Jenny comes to SAAL1 to escort Emma home from work like her own personal bodyguard. She suggests they go out to the club, but Emma would rather go home and cuddle up on the couch in private and watch TV. (Me and you both, Ems.) Finally, Jenny gets Emma to sit still long enough to explain to her that she needs to report the attack. Because she’s THE BEST GIRLFRIEND IN THE WORLD, Jenny says she’ll even pretend it happened to her so that Emma doesn’t have to talk to the cops. (Also maybe she’s trying to keep Emma from going off like a firecracker that way she does when she gets worked up.)

After all the stress, Jenny and Emma finally get some alone time in the STAG rehearsal room.

Hilariously, Bodo busts up their makeout session again, and I kind of thought/wished Jenny was going to maim him and bury his dead body under the piano. Look how testy her face is. 
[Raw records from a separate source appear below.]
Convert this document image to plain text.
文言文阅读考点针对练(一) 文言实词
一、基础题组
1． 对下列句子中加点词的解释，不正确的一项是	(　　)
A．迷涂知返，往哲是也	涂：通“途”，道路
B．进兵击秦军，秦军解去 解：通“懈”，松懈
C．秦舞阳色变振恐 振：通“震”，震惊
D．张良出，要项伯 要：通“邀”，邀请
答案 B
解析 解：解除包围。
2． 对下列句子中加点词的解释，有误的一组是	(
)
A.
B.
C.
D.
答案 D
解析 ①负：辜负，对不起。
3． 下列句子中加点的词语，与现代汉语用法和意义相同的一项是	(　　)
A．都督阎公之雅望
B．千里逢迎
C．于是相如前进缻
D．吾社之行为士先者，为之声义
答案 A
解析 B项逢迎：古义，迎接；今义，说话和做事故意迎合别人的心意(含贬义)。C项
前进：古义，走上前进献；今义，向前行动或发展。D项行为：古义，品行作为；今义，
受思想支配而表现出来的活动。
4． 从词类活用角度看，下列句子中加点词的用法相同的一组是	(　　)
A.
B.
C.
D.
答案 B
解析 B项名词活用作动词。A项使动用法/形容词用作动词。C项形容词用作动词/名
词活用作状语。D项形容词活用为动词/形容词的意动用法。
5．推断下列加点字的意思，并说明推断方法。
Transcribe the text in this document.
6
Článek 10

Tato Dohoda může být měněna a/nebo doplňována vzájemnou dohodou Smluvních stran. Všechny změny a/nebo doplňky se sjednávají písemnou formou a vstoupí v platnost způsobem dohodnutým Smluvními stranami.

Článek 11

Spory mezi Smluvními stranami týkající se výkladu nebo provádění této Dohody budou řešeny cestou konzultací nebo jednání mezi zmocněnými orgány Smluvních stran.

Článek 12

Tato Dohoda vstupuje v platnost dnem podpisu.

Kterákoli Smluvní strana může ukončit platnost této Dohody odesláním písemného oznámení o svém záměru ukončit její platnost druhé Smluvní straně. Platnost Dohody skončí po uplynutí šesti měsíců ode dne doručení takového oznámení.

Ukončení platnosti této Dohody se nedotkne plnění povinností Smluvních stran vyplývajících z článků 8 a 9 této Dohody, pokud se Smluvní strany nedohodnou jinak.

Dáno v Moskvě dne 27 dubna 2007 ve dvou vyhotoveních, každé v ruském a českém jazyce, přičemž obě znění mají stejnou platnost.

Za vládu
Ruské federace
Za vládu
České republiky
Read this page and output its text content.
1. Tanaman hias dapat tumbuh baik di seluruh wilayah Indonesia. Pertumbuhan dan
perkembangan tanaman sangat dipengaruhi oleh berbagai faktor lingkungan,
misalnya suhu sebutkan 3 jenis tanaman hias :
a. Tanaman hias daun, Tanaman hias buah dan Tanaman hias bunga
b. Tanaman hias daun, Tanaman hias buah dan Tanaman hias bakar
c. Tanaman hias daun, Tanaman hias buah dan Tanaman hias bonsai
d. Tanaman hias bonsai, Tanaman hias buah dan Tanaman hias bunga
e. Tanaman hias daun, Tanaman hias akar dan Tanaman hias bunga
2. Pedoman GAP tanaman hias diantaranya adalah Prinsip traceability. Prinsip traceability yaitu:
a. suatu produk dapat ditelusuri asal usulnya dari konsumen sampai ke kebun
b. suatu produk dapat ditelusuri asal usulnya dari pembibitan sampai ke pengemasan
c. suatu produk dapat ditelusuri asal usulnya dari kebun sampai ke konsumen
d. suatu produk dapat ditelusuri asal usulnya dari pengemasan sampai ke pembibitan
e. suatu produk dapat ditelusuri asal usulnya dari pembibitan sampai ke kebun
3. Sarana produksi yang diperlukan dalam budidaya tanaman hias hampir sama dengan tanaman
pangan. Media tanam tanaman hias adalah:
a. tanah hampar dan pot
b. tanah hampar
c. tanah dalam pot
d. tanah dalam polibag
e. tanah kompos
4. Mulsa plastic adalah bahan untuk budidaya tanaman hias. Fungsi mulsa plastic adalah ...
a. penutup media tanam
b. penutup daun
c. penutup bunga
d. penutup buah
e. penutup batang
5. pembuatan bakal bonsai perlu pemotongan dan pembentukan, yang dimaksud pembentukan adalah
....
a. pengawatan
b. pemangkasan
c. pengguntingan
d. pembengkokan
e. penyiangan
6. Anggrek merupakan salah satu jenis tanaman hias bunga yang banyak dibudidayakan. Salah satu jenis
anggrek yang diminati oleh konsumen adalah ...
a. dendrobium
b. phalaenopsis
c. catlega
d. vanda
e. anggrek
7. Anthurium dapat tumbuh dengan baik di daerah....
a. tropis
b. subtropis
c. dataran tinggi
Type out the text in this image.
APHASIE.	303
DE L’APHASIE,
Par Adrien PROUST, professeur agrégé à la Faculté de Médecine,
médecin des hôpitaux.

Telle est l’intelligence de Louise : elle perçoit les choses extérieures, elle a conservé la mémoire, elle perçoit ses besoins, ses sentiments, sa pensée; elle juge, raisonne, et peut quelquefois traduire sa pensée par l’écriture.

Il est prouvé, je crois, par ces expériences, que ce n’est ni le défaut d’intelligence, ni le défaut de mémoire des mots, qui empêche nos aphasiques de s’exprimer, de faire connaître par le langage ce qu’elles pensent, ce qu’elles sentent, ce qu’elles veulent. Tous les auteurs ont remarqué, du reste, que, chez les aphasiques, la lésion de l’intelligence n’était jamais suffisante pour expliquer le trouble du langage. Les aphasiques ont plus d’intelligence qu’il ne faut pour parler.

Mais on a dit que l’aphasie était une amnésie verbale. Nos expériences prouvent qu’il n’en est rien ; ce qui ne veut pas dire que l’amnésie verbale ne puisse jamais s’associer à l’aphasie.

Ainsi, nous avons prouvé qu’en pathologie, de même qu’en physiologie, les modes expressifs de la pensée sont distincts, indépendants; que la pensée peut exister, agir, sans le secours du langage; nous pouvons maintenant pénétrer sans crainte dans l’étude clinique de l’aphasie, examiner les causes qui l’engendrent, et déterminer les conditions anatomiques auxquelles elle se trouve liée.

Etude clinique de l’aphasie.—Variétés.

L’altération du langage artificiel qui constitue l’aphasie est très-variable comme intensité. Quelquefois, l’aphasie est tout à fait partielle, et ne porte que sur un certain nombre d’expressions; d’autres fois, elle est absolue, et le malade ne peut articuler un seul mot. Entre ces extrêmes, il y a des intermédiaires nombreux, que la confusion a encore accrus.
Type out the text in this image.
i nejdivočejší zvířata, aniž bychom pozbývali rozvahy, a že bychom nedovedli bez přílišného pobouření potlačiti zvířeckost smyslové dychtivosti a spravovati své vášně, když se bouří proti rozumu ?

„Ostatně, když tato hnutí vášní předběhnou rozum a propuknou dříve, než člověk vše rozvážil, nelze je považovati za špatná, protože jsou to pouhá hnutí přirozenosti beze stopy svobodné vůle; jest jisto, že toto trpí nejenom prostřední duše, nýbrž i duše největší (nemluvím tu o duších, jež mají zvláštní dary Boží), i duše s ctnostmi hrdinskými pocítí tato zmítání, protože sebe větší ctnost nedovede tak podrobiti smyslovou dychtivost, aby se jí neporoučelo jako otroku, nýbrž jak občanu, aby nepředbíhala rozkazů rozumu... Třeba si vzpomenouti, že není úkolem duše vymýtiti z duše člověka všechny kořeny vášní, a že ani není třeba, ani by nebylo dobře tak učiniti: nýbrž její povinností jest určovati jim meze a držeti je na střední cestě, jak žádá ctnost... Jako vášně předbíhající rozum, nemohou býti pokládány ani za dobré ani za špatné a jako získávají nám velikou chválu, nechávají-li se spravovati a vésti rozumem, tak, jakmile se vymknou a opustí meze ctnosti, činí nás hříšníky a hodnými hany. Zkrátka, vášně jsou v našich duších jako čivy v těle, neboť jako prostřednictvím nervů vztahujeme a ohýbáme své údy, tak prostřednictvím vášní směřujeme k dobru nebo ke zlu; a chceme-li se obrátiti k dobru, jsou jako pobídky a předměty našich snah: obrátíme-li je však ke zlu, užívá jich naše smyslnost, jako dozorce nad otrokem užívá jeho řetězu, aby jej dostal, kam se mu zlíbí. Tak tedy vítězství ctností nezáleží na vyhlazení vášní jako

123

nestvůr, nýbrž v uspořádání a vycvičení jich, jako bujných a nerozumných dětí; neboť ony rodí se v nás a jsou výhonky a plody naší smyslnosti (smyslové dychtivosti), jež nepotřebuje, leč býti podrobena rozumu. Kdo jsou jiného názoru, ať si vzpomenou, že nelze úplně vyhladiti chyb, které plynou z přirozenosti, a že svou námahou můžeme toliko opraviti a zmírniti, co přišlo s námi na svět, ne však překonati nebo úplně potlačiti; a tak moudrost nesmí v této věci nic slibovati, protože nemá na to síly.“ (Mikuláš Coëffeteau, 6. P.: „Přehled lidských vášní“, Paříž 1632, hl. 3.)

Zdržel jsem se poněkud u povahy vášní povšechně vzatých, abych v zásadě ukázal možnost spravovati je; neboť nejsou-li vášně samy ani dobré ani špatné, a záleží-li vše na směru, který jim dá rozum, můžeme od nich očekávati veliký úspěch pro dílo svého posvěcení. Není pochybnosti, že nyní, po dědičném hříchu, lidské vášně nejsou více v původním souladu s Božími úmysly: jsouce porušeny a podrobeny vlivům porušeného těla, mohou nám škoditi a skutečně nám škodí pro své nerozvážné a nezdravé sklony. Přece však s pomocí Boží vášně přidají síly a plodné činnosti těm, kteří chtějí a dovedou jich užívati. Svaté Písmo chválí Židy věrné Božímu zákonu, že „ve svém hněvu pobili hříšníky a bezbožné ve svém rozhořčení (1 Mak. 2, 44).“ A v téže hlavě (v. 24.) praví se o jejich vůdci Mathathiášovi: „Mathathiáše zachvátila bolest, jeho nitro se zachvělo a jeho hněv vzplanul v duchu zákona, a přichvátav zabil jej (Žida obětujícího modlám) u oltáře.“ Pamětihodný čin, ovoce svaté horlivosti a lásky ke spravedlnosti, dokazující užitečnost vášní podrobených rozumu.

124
Maybe it is the near-death experience, I don’t know, but when Emma finally recovers from the shock of being attacked, she decides she can’t wait another second to get Jenny out of her jeggings. Well, no. That’s not true. It’s Emma, isn’t it? It’s got to be an ordeal. Jenny and Emma are cuddling in the STAG rehearsal room, kissing and talking about their feelings about kissing while they’re kissing, like a couple of professional lesbians, when Emma says, “You know how happy we are right now? How much happier would we be if we were doing this naked?”

For some reason, Jenny doesn’t just scoop her up and cart her home right that second. She’s a lady, I guess. She says that yes, she is more than ready to take the next step (and the next one and the next one and the next one) with Emma, but that Emma shouldn’t panic about it; it’ll happen when it happens.

The next morning, Emma shows up at Jenny’s place, all, “So now, then? It’ll happen now?”

Just kidding. She dropped by to say she can’t sleep because of tossing and turning and thinking about all the ways it could go right and all the ways it could go wrong when she and Jenny finally make all the love. Jenny just smirks, ’cause she knows it’s only going to be right, right, right, no matter what, no matter where, no matter when. 

Emma, though, makes elaborate plans involving some kind of run down shed that doesn’t even have running water. She’s most interested in their privacy; Jenny’s like, “Whatever you want, darling. Even if our first time happens on a splintered floor in a cloud of bug repellent.”

It would ruin it, I think, to spill my words all over their first time. But it’s sweet and silly and awkward and warm and perfect, perfect, perfect. Just like them.

Emma is kind of afraid. 

And Jenny is kind of afraid.

But once Emma pulls the covers over them and the wind machine revs up, everything is better than OK.

Afterward, they goof off in the kitchen, feeding each other fruit and getting into a yogurt brawl. 

Ben interrupts to tell them how lucky they are.

They’re like, “Yeah, we know.”

And you know what? I know too. And so do you. It may be ending too soon, but damn, we’re lucky to have these two.